En ces temps de crise, ou de peur de crise, la tentation du management par la peur est fort prégnante. En effet, quoi de plus simple d' « esclavagiser » ses collaborateurs, de faire peser sur eux un harcèlement moral, une pression morale, prétextant que tant de gens à l'extérieur rêveraient d'avoir leur place. Un management de la soumission, de la pression, du marchandage, du chantage, où l'on va chaque jour en demander plus.
Travaillez plus pour gagner plus?
Quel est le coût de ce management par la peur, par la pression?
La démoralisation de la plupart des salariés ne vient-il pas d'une remise en question de la légitimité des gouvernances?
Comment dans ces conditions espérer de chaque collaborateur engagement, responsabilisation, prises d'initiatives, performance, imaginaire, volonté de qualité, volonté d'innover?
Sous stress, chacun se replie soit dans une attitude défensive, agressive, compétitive, morbide soit souvent dans une sorte d'agitation de façade histoire de « donner le change »!, soit dans une attitude quelque peu passive, avec force psychotropes, maladies, dépressions nerveuses, voire suicides. Ainsi s'instaure subrepticement une violence terrible au sein des organisations.
Est-ce vraiment là l'enjeu?
Imaginerait-on nos équipes sportives, nos troupes de théâtre, nos équipes de cinéma, nos troupes de danseurs managées par la peur? quel résultat aurait-on sur la qualité des oeuvres,  comment nos artistes et sportifs parleraient-ils de leur équipe, de leurs producteurs, de leurs oeuvres? quelles vocations susciterait-on chez les jeunes?
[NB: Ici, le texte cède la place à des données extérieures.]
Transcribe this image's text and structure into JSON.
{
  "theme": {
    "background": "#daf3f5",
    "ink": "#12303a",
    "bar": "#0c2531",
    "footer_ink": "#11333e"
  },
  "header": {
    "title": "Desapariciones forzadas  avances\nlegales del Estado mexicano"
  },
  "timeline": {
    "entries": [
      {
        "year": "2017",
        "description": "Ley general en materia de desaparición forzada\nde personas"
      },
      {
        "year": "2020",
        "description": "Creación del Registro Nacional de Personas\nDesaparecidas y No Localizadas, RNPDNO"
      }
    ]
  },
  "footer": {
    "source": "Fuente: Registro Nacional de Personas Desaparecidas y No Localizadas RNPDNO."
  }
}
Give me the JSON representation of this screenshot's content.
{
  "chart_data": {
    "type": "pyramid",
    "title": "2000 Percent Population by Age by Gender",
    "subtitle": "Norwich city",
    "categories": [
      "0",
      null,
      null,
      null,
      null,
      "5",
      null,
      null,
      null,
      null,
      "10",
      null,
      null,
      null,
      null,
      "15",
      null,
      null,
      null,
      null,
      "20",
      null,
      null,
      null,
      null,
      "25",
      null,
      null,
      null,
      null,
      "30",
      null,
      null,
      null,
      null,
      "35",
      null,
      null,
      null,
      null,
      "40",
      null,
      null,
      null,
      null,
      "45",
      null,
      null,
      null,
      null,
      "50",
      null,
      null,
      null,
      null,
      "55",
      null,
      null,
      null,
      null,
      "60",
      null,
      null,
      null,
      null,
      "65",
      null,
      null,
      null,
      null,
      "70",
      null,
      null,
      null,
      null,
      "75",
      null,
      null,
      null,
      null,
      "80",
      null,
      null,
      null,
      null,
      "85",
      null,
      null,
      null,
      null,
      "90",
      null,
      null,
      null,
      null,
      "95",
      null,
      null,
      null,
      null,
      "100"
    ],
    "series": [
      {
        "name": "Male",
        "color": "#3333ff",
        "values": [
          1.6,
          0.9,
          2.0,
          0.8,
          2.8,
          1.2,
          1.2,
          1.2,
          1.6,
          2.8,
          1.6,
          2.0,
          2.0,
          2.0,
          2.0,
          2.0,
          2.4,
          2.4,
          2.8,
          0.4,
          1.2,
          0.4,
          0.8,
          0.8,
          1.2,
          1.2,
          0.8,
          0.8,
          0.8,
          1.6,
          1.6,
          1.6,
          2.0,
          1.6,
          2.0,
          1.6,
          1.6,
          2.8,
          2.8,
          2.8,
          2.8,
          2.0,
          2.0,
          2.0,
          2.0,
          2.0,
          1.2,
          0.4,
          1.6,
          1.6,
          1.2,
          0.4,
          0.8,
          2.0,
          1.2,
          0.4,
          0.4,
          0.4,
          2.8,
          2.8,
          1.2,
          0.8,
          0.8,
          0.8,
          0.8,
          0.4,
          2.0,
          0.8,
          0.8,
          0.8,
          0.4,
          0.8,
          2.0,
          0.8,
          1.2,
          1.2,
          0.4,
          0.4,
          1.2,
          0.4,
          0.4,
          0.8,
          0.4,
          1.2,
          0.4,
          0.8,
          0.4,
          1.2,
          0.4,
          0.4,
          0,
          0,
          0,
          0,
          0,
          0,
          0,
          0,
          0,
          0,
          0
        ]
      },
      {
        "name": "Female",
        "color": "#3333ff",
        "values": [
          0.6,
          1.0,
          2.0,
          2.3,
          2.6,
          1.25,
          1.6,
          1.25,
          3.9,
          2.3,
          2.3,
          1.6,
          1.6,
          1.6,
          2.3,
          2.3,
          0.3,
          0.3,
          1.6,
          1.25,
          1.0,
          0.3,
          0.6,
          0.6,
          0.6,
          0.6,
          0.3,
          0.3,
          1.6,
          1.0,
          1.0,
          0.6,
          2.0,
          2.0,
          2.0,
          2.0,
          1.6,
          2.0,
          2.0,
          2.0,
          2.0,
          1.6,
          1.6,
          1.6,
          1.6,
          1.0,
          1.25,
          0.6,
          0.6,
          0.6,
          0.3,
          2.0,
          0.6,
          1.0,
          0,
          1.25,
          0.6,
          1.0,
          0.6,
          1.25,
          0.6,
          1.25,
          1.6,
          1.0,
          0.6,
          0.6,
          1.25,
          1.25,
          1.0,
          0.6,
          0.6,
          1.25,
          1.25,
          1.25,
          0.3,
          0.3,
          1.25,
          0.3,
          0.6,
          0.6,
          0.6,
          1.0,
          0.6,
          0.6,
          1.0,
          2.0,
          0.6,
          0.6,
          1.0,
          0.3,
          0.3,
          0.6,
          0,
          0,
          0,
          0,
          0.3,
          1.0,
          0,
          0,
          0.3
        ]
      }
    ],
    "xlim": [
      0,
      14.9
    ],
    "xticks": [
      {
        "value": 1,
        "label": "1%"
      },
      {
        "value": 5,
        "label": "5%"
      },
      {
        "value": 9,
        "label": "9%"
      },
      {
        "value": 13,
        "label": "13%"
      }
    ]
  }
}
Il est temps de changer totalement de paradigme managérial.
Travaillez mieux pour gagner mieux?
et si l'on manageait par le plaisir?
Quelqu'un me racontait récemment qu'une société indienne de services informatiques, HCL, avait délibérément choisi comme mode de management de son entreprise: "l'employé d'abord", plutôt que le traditionnel "le client d'abord". Le patron d'HCL dit qu'il a gagné une plus grande fidélité des clients et de plus gros bénéfices en procédant de la sorte : "en procédant ainsi, chaque collaborateur devient un partenaire et se sent responsable de la clientèle et de l'évolution de l'entreprise ».
Ainsi, par exemple, HCL offre à ses employés la possibilité, une fois par semaine, de voter sur les principales décisions du management (ce qui permet au directeur de prendre ses décisions en sachant si ses collaborateurs sont prêts ou non à les soutenir).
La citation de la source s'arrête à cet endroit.